Be kind and compassionate to one another, forgiving each other, just as in Christ God forgave you. Ephesians 4:31

5 Comments

  1. David says:

    Yes, I agree with all that – more questions than answers! Also the forgetting – I agree with Kingsolver – it’s not something you forget but isn’t that perhaps the reason forgiveness is so important in the quest to move forward in life – it’s a bit like leaving a prison cell behind – without forgiveness the door remains locked. When we really push through to the kind of mutual forgiveness that restores the relationship the door is open, the key may even be thrown away but the physical cell and its memory remain. We, hopefully, are no longer its prisoner.

  2. Chul says:

    Thanks for taking the time to ponder and post: I’m definitely leaving all of this with more questions than answers (definitely the way it should be!!) Next week’s sermon on Love perhaps? That bit from Poisonwood is right at the end. I quite like that it is stripped of any religious connotations, and is just about raw forgiveness – perhaps the most elusive forgiveness of all.

    1. Chul says:

      (as an addend, forgiving and forgetting. Now that is an interesting relationship, and is the one that I think Kingsolver is hitting upon? To forgive is one thing. To forget is quite another…)

  3. Chul says:

    I was very much looking forward to the ‘forgiveness’ instalment, mostly because I still have no idea what forgiveness really means. There are people in my past who I think I have forgiven, but when I scrutinise the issue carefully I’m not sure I could put my hand on my heart and say that it is so. But I also feel a very significant dislocation between love and forgiveness: I unconditionally love some who I will never forgive, and forgive many who I have no love for. It’s very interesting that you draw the link between forgiveness and control, which perhaps brings it full circle to the thorny issue of confession.

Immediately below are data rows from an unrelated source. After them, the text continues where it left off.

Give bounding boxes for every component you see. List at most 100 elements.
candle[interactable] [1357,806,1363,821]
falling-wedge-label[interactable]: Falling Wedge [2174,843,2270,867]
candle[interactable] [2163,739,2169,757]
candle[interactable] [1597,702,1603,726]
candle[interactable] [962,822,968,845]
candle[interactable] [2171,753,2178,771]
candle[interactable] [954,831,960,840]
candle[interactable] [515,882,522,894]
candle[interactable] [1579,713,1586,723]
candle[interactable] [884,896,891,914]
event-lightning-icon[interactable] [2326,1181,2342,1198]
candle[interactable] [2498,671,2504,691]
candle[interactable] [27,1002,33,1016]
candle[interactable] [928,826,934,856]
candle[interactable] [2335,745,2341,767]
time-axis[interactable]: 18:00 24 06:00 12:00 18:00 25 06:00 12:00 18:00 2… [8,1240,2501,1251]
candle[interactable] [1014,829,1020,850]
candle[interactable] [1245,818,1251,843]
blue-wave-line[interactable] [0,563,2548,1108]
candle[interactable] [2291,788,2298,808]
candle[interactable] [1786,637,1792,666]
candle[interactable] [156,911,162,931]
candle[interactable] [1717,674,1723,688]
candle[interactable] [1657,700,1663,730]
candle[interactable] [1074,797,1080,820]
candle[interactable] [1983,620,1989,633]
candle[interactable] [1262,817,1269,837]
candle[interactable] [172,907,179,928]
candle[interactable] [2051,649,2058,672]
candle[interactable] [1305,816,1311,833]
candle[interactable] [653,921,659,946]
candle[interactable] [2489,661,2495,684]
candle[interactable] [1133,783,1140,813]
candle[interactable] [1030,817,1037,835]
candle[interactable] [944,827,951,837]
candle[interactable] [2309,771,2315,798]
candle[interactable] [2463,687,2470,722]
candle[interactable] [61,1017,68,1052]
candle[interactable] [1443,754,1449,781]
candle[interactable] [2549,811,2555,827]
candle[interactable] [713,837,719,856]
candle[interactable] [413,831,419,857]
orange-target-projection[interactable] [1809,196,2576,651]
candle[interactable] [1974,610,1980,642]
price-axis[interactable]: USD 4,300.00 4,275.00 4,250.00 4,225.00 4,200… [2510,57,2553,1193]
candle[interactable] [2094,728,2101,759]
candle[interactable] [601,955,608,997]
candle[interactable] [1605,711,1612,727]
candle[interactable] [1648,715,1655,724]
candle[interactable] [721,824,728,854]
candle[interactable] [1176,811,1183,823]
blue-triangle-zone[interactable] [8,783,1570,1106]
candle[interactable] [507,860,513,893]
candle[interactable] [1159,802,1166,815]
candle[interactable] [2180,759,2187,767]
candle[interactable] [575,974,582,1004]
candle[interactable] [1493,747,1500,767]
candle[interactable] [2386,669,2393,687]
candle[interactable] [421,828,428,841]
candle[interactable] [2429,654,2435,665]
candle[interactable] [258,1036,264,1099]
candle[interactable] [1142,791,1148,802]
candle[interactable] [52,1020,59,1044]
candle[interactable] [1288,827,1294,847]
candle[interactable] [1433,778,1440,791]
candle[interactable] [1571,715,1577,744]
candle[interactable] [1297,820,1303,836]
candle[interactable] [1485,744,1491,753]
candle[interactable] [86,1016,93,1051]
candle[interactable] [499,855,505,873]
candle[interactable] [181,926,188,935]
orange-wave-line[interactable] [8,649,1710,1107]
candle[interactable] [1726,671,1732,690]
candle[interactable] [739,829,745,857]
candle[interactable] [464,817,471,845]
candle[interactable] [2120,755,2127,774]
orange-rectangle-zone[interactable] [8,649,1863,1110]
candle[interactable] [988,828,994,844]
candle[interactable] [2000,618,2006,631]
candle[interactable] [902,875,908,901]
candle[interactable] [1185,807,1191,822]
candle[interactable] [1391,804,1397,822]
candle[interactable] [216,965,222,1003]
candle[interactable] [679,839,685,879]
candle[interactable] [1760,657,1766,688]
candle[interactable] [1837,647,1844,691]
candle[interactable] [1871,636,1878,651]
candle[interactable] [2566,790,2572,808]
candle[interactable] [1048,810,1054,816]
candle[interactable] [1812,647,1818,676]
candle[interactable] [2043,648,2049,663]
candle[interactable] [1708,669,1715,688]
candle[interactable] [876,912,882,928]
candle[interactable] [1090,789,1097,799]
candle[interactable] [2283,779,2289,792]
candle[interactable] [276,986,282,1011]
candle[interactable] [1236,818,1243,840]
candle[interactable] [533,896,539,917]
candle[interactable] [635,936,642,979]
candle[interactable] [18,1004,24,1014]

    It was happenchance that I was reading the Poisonwood Bible this week, which has one of the most cutting quotes about forgiveness I think I’ve ever come across, and one which feels very real.

    “Mother, you can still hold on, but forgive. Forgive. And give for long as we both shall live. I forgive you, mother. I shall turn the hearts of the father to the children, and the hearts of the children to their fathers. The teeth at your bones are your own. The hunger is yours. Forgiveness is yours. The sins of the fathers belong to you, and to the forest, and even to the ones in iron bracelets. And here you stand remembering their songs. Listen. Slide the weight from your shoulders and move forward. You are afraid you might forget, but you never will. You will forgive and remember. Move on. Walk forward into the light.”

    1. David says:

      I read the Poisonwood Bible a couple of years ago but don’t remember that quote – really interesting you should come across that this week, I need to think more about what she is seeking to say here.
      As for knowing we have forgiven – I am still working on that one. I think that those we don’t love or have long term connections with, we can release and more importantly release ourselves without what I have described as forgiveness. There is little need for reconciliation, more a letting go.
      When it comes to those we ‘love’ (now there’s another big subject), I believe that the journey of mutual forgiveness and reconciliation is the only route to those relationships being healthy and for us to have a relatively untainted future. This may apply not only to the relationship in question but also to other relationships we have with those close to us.
      Thanks again for taking the time – your feedback is extremely valuable in developing my own understanding, which is definitely a work in progress!